Hydraulic fracturing, also known as "fracking," which is used in almost all oil and gas wells, is a process where fluids are injected at high pressure into underground rock formations to blast them open and increase the flow of fossil fuels. This injection of unknown and potentially toxic chemicals, including diesel fuel, benzene, industrial solvents, and other carcinogens and endocrine disrupters, often occurs near drinking water wells, according to the legislators.

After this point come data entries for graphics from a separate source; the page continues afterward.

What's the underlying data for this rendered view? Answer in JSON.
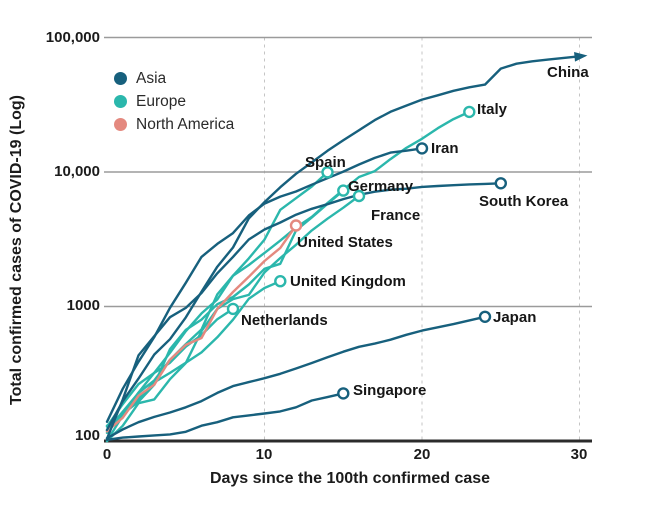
{
  "chart_data": {
    "type": "line",
    "title": "",
    "xlabel": "Days since the 100th confirmed case",
    "ylabel": "Total confirmed cases of COVID-19 (Log)",
    "y_scale": "log",
    "xlim": [
      0,
      30
    ],
    "ylim": [
      100,
      100000
    ],
    "xticks": [
      "0",
      "10",
      "20",
      "30"
    ],
    "yticks": [
      "100,000",
      "10,000",
      "1000",
      "100"
    ],
    "hgrid_values": [
      100000,
      10000,
      1000
    ],
    "vgrid_days": [
      10,
      20,
      30
    ],
    "grid": {
      "horizontal": "solid",
      "vertical": "dashed"
    },
    "colors": {
      "Asia": "#17607D",
      "Europe": "#2BB7AC",
      "North America": "#E4897F",
      "axis": "#2B2B2B",
      "hgrid": "#9B9B9B",
      "vgrid": "#C5C5C5",
      "label_text": "#161616"
    },
    "legend": {
      "position": "top-left",
      "items": [
        {
          "label": "Asia",
          "color": "#17607D"
        },
        {
          "label": "Europe",
          "color": "#2BB7AC"
        },
        {
          "label": "North America",
          "color": "#E4897F"
        }
      ]
    },
    "series": [
      {
        "id": "netherlands",
        "label": "Netherlands",
        "region": "Europe",
        "end_marker": "circle",
        "cases": [
          128,
          188,
          265,
          321,
          382,
          503,
          614,
          804,
          959
        ]
      },
      {
        "id": "united_kingdom",
        "label": "United Kingdom",
        "region": "Europe",
        "end_marker": "circle",
        "cases": [
          115,
          163,
          206,
          273,
          321,
          382,
          456,
          590,
          798,
          1140,
          1372,
          1543
        ]
      },
      {
        "id": "france",
        "label": "France",
        "region": "Europe",
        "end_marker": "circle",
        "cases": [
          100,
          130,
          191,
          204,
          288,
          380,
          656,
          959,
          1136,
          1219,
          1794,
          2293,
          2876,
          3681,
          4499,
          5423,
          6633
        ]
      },
      {
        "id": "germany",
        "label": "Germany",
        "region": "Europe",
        "end_marker": "circle",
        "cases": [
          130,
          159,
          196,
          262,
          482,
          670,
          799,
          1040,
          1176,
          1457,
          1908,
          2078,
          3675,
          4585,
          5795,
          7272
        ]
      },
      {
        "id": "spain",
        "label": "Spain",
        "region": "Europe",
        "end_marker": "circle",
        "cases": [
          120,
          165,
          228,
          282,
          401,
          525,
          674,
          1231,
          1695,
          2277,
          3146,
          5232,
          6391,
          7798,
          9942
        ]
      },
      {
        "id": "italy",
        "label": "Italy",
        "region": "Europe",
        "end_marker": "circle",
        "cases": [
          100,
          155,
          229,
          322,
          453,
          655,
          888,
          1128,
          1694,
          2036,
          2502,
          3089,
          3858,
          4636,
          5883,
          7375,
          9172,
          10149,
          12462,
          15113,
          17660,
          21157,
          24747,
          27980
        ]
      },
      {
        "id": "united_states",
        "label": "United States",
        "region": "North America",
        "end_marker": "circle",
        "cases": [
          118,
          149,
          217,
          262,
          402,
          518,
          583,
          959,
          1281,
          1663,
          2179,
          2727,
          4000
        ]
      },
      {
        "id": "singapore",
        "label": "Singapore",
        "region": "Asia",
        "end_marker": "circle",
        "cases": [
          102,
          106,
          108,
          110,
          112,
          117,
          130,
          138,
          150,
          155,
          160,
          166,
          178,
          200,
          212,
          226
        ]
      },
      {
        "id": "japan",
        "label": "Japan",
        "region": "Asia",
        "end_marker": "circle",
        "cases": [
          105,
          122,
          138,
          151,
          163,
          178,
          198,
          228,
          256,
          274,
          293,
          316,
          346,
          380,
          420,
          461,
          502,
          530,
          566,
          616,
          662,
          701,
          740,
          788,
          839
        ]
      },
      {
        "id": "iran",
        "label": "Iran",
        "region": "Asia",
        "end_marker": "circle",
        "cases": [
          139,
          245,
          388,
          593,
          978,
          1501,
          2336,
          2922,
          3513,
          4747,
          5823,
          6566,
          7161,
          8042,
          9000,
          10075,
          11364,
          12729,
          13938,
          14400,
          14991
        ]
      },
      {
        "id": "south_korea",
        "label": "South Korea",
        "region": "Asia",
        "end_marker": "circle",
        "cases": [
          104,
          204,
          433,
          602,
          833,
          977,
          1261,
          1766,
          2337,
          3150,
          3736,
          4212,
          4812,
          5328,
          5766,
          6284,
          6767,
          7134,
          7382,
          7513,
          7755,
          7869,
          7979,
          8086,
          8162,
          8236
        ]
      },
      {
        "id": "china",
        "label": "China",
        "region": "Asia",
        "end_marker": "arrow",
        "cases": [
          121,
          198,
          291,
          440,
          571,
          830,
          1287,
          1975,
          2744,
          4515,
          5974,
          7711,
          9692,
          11791,
          14380,
          17205,
          20438,
          24324,
          28018,
          31161,
          34546,
          37198,
          40171,
          42638,
          44653,
          58761,
          63851,
          66492,
          68500,
          70548,
          72436
        ]
      }
    ]
  }
}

There are a number of cases in the U.S. where hydraulic fracturing is the prime suspect in incidences of impaired or polluted drinking water including Alabama, Colorado, New Mexico, Virginia, West Virginia and Wyoming, reports EARTHWORKS.

As an example, the 2008 contamination of two springs in Western Garfield County, Colorado, has been connected with nearby water pits used to hold toxic sludge from gas wells, according to a report by Halepaska and Associates of Littleton, reports the Post Independent.

The report names the Williams Production and OXY USA gas companies as the "likely" culprits in the Prather spring contamination cases, based on studies of the groundwater, soils and drainage patterns of the terrain, according to the article.

Testing showed that the water was heavily tainted by a chemical brew known as BTEX, containing benzene, toluene, ethylbenzene and xylene, which typically comes to the surface during the drilling process, reports the Post Independent.